Rumah yang ideal adalah rumah yang selain menimbulkan suasana kasih sayang, juga menimbulkan suasana sekolah. Rumah ini akan tercipta jika seluruh anggota keluarga memandang bahwa rumah adalah tempat belajar.
Di dalamnya ada Ayah sebagai kepala sekolah, ibu sebagai guru, kakak-kakak sebagai asisten pengajar, dan adik-adik sebagai muridnya. Bahkan pembantu rumah tangga pun terbawa arus menjadi rajin untuk belajar.
Rumah yang ideal juga menimbulkan suasana seperti bangunan tempat ibadah. Rumah yang memberikan nuansa untuk rukuk dan bersujud. Rumah model seperti ini akan tercipta jika anggota-anggotanya memandang rumah sebagai masjid.
Dari tulisan di atas, dapat dilihat bahwa perbedaan sudut pandang terhadap kampus dan rumah akan menimbulkan perbedaan aktivitas. Dalam skala yang lebih besar, yaitu kehidupan dunia, prinsip ini juga berlaku. Perbedaan sudut pandang atas kehidupan akan menimbulkan gaya hidup yang berbeda.
Ada salah satu lagu yang dinyanyikan oleh grup musik Bimbo yang memberikan salah satu sudut dalam memandang kehidupan dunia. Lagu tersebut berjudul “Sajadah Panjang”. Lagu yang mengibaratkan manusia selama berada di dunia sedang berada di atas sajadah. Ujung dari sajadah adalah kuburan yang menjadi pintu masuk ke alam barzakh. Berikut penggalan lirik lagunya:
Ada sajadah panjang terbentang.Dari kaki buaian.Sampai ke tepi kuburan hamba.Kuburan hamba bila mati.Ada sajadah panjang terbentang.Hamba tunduk dan sujud.Di atas sajadah yang panjang ini.Diselingi sekedar interupsi.Mencari rezeki mencari ilmu.Mengukur jalanan seharian.Begitu terdengar suara azan.Kembali bersimpuh hamba.

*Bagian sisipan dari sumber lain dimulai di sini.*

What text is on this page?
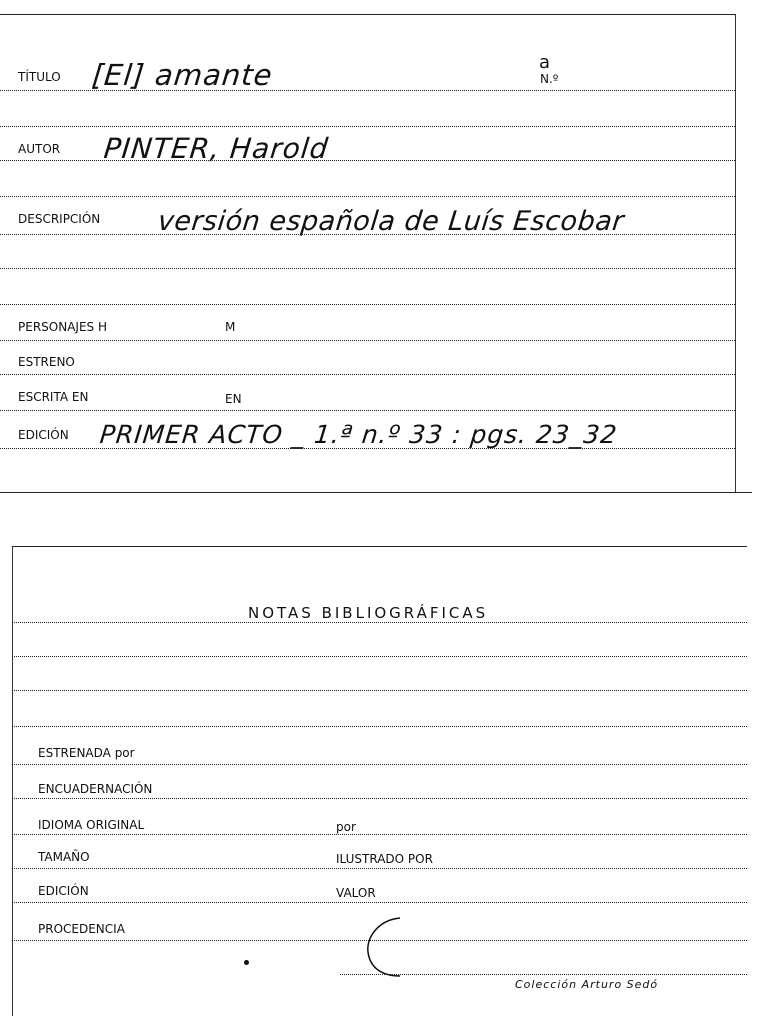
TÍTULO [El] amante	a
N.º
AUTOR PINTER, Harold
DESCRIPCIÓN versión española de Luís Escobar
PERSONAJES H	M
ESTRENO
ESCRITA EN	EN
EDICIÓN PRIMER ACTO _ 1.ª n.º 33 : pgs. 23_32
NOTAS BIBLIOGRÁFICAS
ESTRENADA por
ENCUADERNACIÓN
IDIOMA ORIGINAL	por
TAMAÑO	ILUSTRADO POR
EDICIÓN	VALOR
PROCEDENCIA
Colección Arturo Sedó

Kehidupan di dunia, berdasarkan lagu Sajadah panjang, bisa diibaratkan berada di atas sajadah. Jika seseorang memandang hidup di dunia seperti berada di atas sajadah maka yang mendominasi aktifitasnya adalah aktifitas-aktifitas yang sering dilakukan di atas sajadah yaitu beribadah. Pada dasarnya tujuan hidup utama manusia adalah untuk beribadah. Allah SWT berfirman:
Dan Aku (Allah) tidak menciptakan jin dan manusia melainkan supaya mereka mengabdi kepada-Ku. (QS. Adz-Dzariyat ayat 56)
Seseorang yang berusaha tidak melanggar perintah Tuhan, pada dasarnya ia sedang beribadah. Di dalam mencari nafkah ia berusaha menghindari penghasilan yang haram. Di dalam bergaul ia berusaha tidak menyakiti orang lain. Itu ia lakukan karena ia merasa sedang berada di atas sajadah.
Tetapi tentu tidak semua orang memandang dunia adalah sajadah. Bisa jadi ada yang memandangnya sebagai kafe untuk tempat bersantai. Ada yang memandangnya sebagai kantor untuk bekerja mengumpulkan harta. Sudut pandang yang diambil akan terlihat dari aktifitas yang paling dominan dalam hidupnya. Jadi menurut Anda, dunia ini apa?